• 22 Novembre 2024 3:11

Quotidiano di ispirazione cristiana e francescana

Commento di Fra Marcello Buscemi e Suor Cristiana Scandura

Lunedì della XVIII settimana del Tempo Ordinario

Letture: Nm 11,4-15; Sal 80; Mt 14,22-36

Riflessione biblica

“Gesù parlò loro dicendo: Coraggio, sono io, non abbiate paura!” (Mt 14,22-36). Parole di conforto e di incoraggiamento, che ci aiutano a superare le difficoltà della vita. Nei momenti bui, nelle tempeste della vita, sono balsamo al cuore. Indicano la presenza costante di Gesù: lui non è mai lontano da noi; e, anche quando sembra essere lontano, lui è lì dinanzi al Padre per intercedere per noi. Vicino al Padre, ma mai lontano da noi: egli è il nostro Paraclito presso il Padre (1Gv 2,1). Ciò è possibile solo se riconosciamo Gesù, con la mente e con il cuore, quale Figlio di Dio, inviato a noi per la nostra salvezza. I dubbi e le incertezze non mancheranno mai, sono quel “mare agitato”, che ci riempie di paura; e perdiamo il senso profondo della fede, al punto da considerare Gesù come un “fantasma”. L’unica nostra sicurezza è affidarci al Signore e con Pietro gridare a Gesù: “Signore, salvaci!”. Nei momenti difficili della vita, quando la tensione interiore preme sulla nostra mente e sul nostro cuore, facendoci perdere l’orientamento, il coraggio e il senso della vita, è proprio il momento di imitare Gesù: “Congedata la folla, salì sul monte, in disparte, a pregare.

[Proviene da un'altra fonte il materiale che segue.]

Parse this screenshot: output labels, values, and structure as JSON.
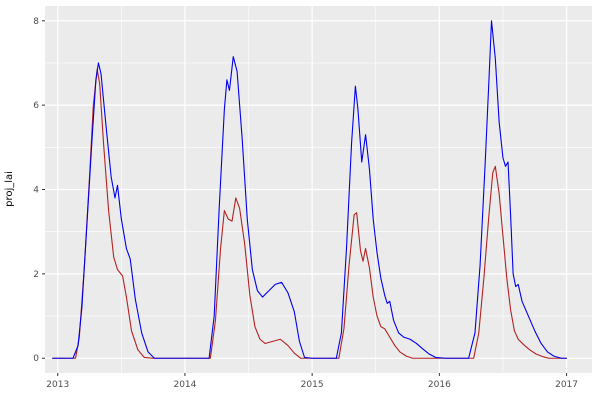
{
  "figure": {
    "background": "#FFFFFF",
    "panel_background": "#EBEBEB",
    "grid_major_color": "#FFFFFF",
    "grid_minor_color": "#FFFFFF",
    "axis_text_color": "#4D4D4D",
    "axis_title_color": "#000000",
    "tick_color": "#333333"
  },
  "chart_data": {
    "type": "line",
    "title": "",
    "xlabel": "",
    "ylabel": "proj_lai",
    "xlim": [
      2012.9,
      2017.2
    ],
    "ylim": [
      -0.35,
      8.35
    ],
    "x_ticks": [
      2013,
      2014,
      2015,
      2016,
      2017
    ],
    "x_tick_labels": [
      "2013",
      "2014",
      "2015",
      "2016",
      "2017"
    ],
    "x_minor_ticks": [
      2013.5,
      2014.5,
      2015.5,
      2016.5
    ],
    "y_ticks": [
      0,
      2,
      4,
      6,
      8
    ],
    "y_tick_labels": [
      "0",
      "2",
      "4",
      "6",
      "8"
    ],
    "y_minor_ticks": [
      1,
      3,
      5,
      7
    ],
    "grid": true,
    "legend": "none",
    "series": [
      {
        "name": "red-line",
        "color": "#B22222",
        "width": 1.1,
        "points": [
          [
            2012.96,
            0
          ],
          [
            2013.08,
            0
          ],
          [
            2013.14,
            0
          ],
          [
            2013.17,
            0.5
          ],
          [
            2013.21,
            2.2
          ],
          [
            2013.25,
            4.3
          ],
          [
            2013.28,
            6.0
          ],
          [
            2013.31,
            6.85
          ],
          [
            2013.33,
            6.5
          ],
          [
            2013.36,
            5.1
          ],
          [
            2013.4,
            3.5
          ],
          [
            2013.44,
            2.4
          ],
          [
            2013.47,
            2.1
          ],
          [
            2013.51,
            1.95
          ],
          [
            2013.54,
            1.45
          ],
          [
            2013.58,
            0.65
          ],
          [
            2013.63,
            0.2
          ],
          [
            2013.68,
            0.02
          ],
          [
            2013.75,
            0
          ],
          [
            2014.0,
            0
          ],
          [
            2014.15,
            0
          ],
          [
            2014.2,
            0
          ],
          [
            2014.24,
            0.9
          ],
          [
            2014.28,
            2.6
          ],
          [
            2014.31,
            3.5
          ],
          [
            2014.34,
            3.3
          ],
          [
            2014.37,
            3.25
          ],
          [
            2014.4,
            3.8
          ],
          [
            2014.43,
            3.55
          ],
          [
            2014.47,
            2.7
          ],
          [
            2014.51,
            1.5
          ],
          [
            2014.55,
            0.75
          ],
          [
            2014.59,
            0.45
          ],
          [
            2014.63,
            0.35
          ],
          [
            2014.69,
            0.4
          ],
          [
            2014.75,
            0.45
          ],
          [
            2014.81,
            0.3
          ],
          [
            2014.86,
            0.12
          ],
          [
            2014.91,
            0
          ],
          [
            2015.0,
            0
          ],
          [
            2015.15,
            0
          ],
          [
            2015.21,
            0
          ],
          [
            2015.25,
            0.7
          ],
          [
            2015.29,
            2.2
          ],
          [
            2015.33,
            3.4
          ],
          [
            2015.35,
            3.45
          ],
          [
            2015.38,
            2.55
          ],
          [
            2015.4,
            2.3
          ],
          [
            2015.42,
            2.6
          ],
          [
            2015.45,
            2.15
          ],
          [
            2015.48,
            1.45
          ],
          [
            2015.51,
            1.0
          ],
          [
            2015.54,
            0.75
          ],
          [
            2015.57,
            0.7
          ],
          [
            2015.61,
            0.5
          ],
          [
            2015.65,
            0.3
          ],
          [
            2015.69,
            0.15
          ],
          [
            2015.74,
            0.05
          ],
          [
            2015.79,
            0
          ],
          [
            2016.0,
            0
          ],
          [
            2016.2,
            0
          ],
          [
            2016.27,
            0
          ],
          [
            2016.31,
            0.6
          ],
          [
            2016.35,
            1.9
          ],
          [
            2016.39,
            3.4
          ],
          [
            2016.42,
            4.4
          ],
          [
            2016.44,
            4.55
          ],
          [
            2016.47,
            3.9
          ],
          [
            2016.5,
            2.9
          ],
          [
            2016.53,
            1.9
          ],
          [
            2016.56,
            1.15
          ],
          [
            2016.59,
            0.65
          ],
          [
            2016.62,
            0.45
          ],
          [
            2016.66,
            0.33
          ],
          [
            2016.71,
            0.2
          ],
          [
            2016.76,
            0.1
          ],
          [
            2016.81,
            0.04
          ],
          [
            2016.86,
            0
          ],
          [
            2017.0,
            0
          ]
        ]
      },
      {
        "name": "blue-line",
        "color": "#0000EE",
        "width": 1.1,
        "points": [
          [
            2012.96,
            0
          ],
          [
            2013.05,
            0
          ],
          [
            2013.12,
            0
          ],
          [
            2013.16,
            0.3
          ],
          [
            2013.19,
            1.2
          ],
          [
            2013.23,
            3.2
          ],
          [
            2013.27,
            5.2
          ],
          [
            2013.3,
            6.6
          ],
          [
            2013.32,
            7.0
          ],
          [
            2013.34,
            6.75
          ],
          [
            2013.38,
            5.5
          ],
          [
            2013.42,
            4.3
          ],
          [
            2013.45,
            3.8
          ],
          [
            2013.47,
            4.1
          ],
          [
            2013.5,
            3.3
          ],
          [
            2013.54,
            2.6
          ],
          [
            2013.57,
            2.35
          ],
          [
            2013.61,
            1.4
          ],
          [
            2013.66,
            0.6
          ],
          [
            2013.71,
            0.15
          ],
          [
            2013.76,
            0
          ],
          [
            2013.95,
            0
          ],
          [
            2014.1,
            0
          ],
          [
            2014.19,
            0
          ],
          [
            2014.23,
            1.0
          ],
          [
            2014.27,
            3.6
          ],
          [
            2014.31,
            5.9
          ],
          [
            2014.33,
            6.6
          ],
          [
            2014.35,
            6.35
          ],
          [
            2014.38,
            7.15
          ],
          [
            2014.41,
            6.8
          ],
          [
            2014.45,
            5.2
          ],
          [
            2014.49,
            3.3
          ],
          [
            2014.53,
            2.1
          ],
          [
            2014.57,
            1.6
          ],
          [
            2014.61,
            1.45
          ],
          [
            2014.66,
            1.6
          ],
          [
            2014.71,
            1.75
          ],
          [
            2014.76,
            1.8
          ],
          [
            2014.81,
            1.55
          ],
          [
            2014.86,
            1.1
          ],
          [
            2014.9,
            0.4
          ],
          [
            2014.94,
            0.02
          ],
          [
            2015.0,
            0
          ],
          [
            2015.12,
            0
          ],
          [
            2015.19,
            0
          ],
          [
            2015.23,
            0.6
          ],
          [
            2015.27,
            2.6
          ],
          [
            2015.31,
            5.1
          ],
          [
            2015.34,
            6.45
          ],
          [
            2015.36,
            5.9
          ],
          [
            2015.39,
            4.65
          ],
          [
            2015.42,
            5.3
          ],
          [
            2015.45,
            4.5
          ],
          [
            2015.48,
            3.3
          ],
          [
            2015.51,
            2.5
          ],
          [
            2015.54,
            1.9
          ],
          [
            2015.57,
            1.5
          ],
          [
            2015.59,
            1.3
          ],
          [
            2015.61,
            1.35
          ],
          [
            2015.64,
            0.9
          ],
          [
            2015.68,
            0.6
          ],
          [
            2015.72,
            0.5
          ],
          [
            2015.77,
            0.45
          ],
          [
            2015.82,
            0.35
          ],
          [
            2015.87,
            0.22
          ],
          [
            2015.92,
            0.1
          ],
          [
            2015.97,
            0.02
          ],
          [
            2016.05,
            0
          ],
          [
            2016.15,
            0
          ],
          [
            2016.23,
            0
          ],
          [
            2016.28,
            0.6
          ],
          [
            2016.32,
            2.2
          ],
          [
            2016.36,
            4.6
          ],
          [
            2016.39,
            6.6
          ],
          [
            2016.41,
            8.0
          ],
          [
            2016.44,
            7.1
          ],
          [
            2016.47,
            5.6
          ],
          [
            2016.5,
            4.75
          ],
          [
            2016.52,
            4.55
          ],
          [
            2016.54,
            4.65
          ],
          [
            2016.56,
            3.4
          ],
          [
            2016.58,
            2.0
          ],
          [
            2016.6,
            1.7
          ],
          [
            2016.62,
            1.75
          ],
          [
            2016.65,
            1.35
          ],
          [
            2016.7,
            1.0
          ],
          [
            2016.75,
            0.65
          ],
          [
            2016.8,
            0.35
          ],
          [
            2016.85,
            0.15
          ],
          [
            2016.9,
            0.05
          ],
          [
            2016.96,
            0
          ],
          [
            2017.0,
            0
          ]
        ]
      }
    ]
  }
}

Venuta la sera, egli se ne stava lassù, da solo” (Mt 14,23). Sia ferma la fede e orante, altrimenti si finisce come Pietro: il vento delle tempeste aumenta e cominceremo ad affondare in un mare di dubbi. Niente titubanze, e sentiremo la voce di Gesù: “Sono io!”, colui che tutto può e ci dà la forza di continuare a vivere: “Ti basta la mia grazia; la forza si manifesta pienamente nella debolezza” (1Cor 12,9). Guardiamo Gesù crocifisso e la nostra fede troverà sicurezza e audacia: “Dove trovano sicurezza e riposo i deboli se non nelle ferite del Salvatore? Io vi abito tanto più sicuro, quanto più egli è potente nel salvarmi. Il mondo freme, il corpo preme, il diavolo mi tende insidie, ma io non cado perché sono fondato su salda roccia” (S. Bernardo). Gesù è la nostra roccia (1Cor 10,4), il saldo fondamento del nostro vivere da credenti (1Cor 3,11).

Lettura esistenziale

“Signore, salvami!” (Mt 14, 30). Spesso sento dire a tanti cristiani: “Non so pregare”. Ma è la vita stessa che ci insegna a pregare: le situazioni, i bisogni, le necessità, le paure, le tentazioni, le tribolazioni, le gioie. Talvolta si ha una concezione errata della preghiera, come se per rivolgerci a Dio dovessimo indossare altre vesti rispetto a quelle che abbiamo e dimostrarci ineccepibili nel linguaggio, poi però succede che il cuore e la mente siano altrove, cioè assorbiti dai problemi che viviamo. È bene invece agire esattamente al contrario, partire cioè dalla storia e farne una preghiera, con verità e sincerità. Non si è mai visto un innamorato che, per rivolgere parole d’amore alla sua amata, le si presenti con il libro in mano ove attingere le frasi da pronunciare. Non sarebbe credibile. Lo stesso è con Dio. Qui Pietro ha paura di affondare e, dal profondo del cuore, grida a Gesù: “Signore, salvami” e viene subito esaudito. Nell’Antico Testamento leggiamo pure di Mosè che per chiedere la guarigione della sorella Maria, colpita dalla lebbra, non si rivolge a Dio con interminabili preghiere, ma semplicemente gli dice: “Guariscila, Signore!” e il Signore lo ascolta e subito le rende la salute. Davide poi è un esempio molto bello di questo rapporto schietto, semplice e confidenziale con il Signore. Se ha paura che i nemici gli tolgano la vita: chiede aiuto a Dio nella preghiera. Se ha peccato: riconosce il suo peccato e prega per ottenere il perdono da Dio. Se sperimenta una vittoria: loda il Signore consapevole di averla ottenuta per Sua grazia. Di Francesco d’Assisi si dice che era non un uomo che prega, quanto egli stesso tutto trasformato in preghiera vivente, talmente la preghiera gli era divenuta abituale (FF 682). Possa la preghiera fluire anche in noi, semplice e spontanea, come il respiro o il battito del nostro cuore.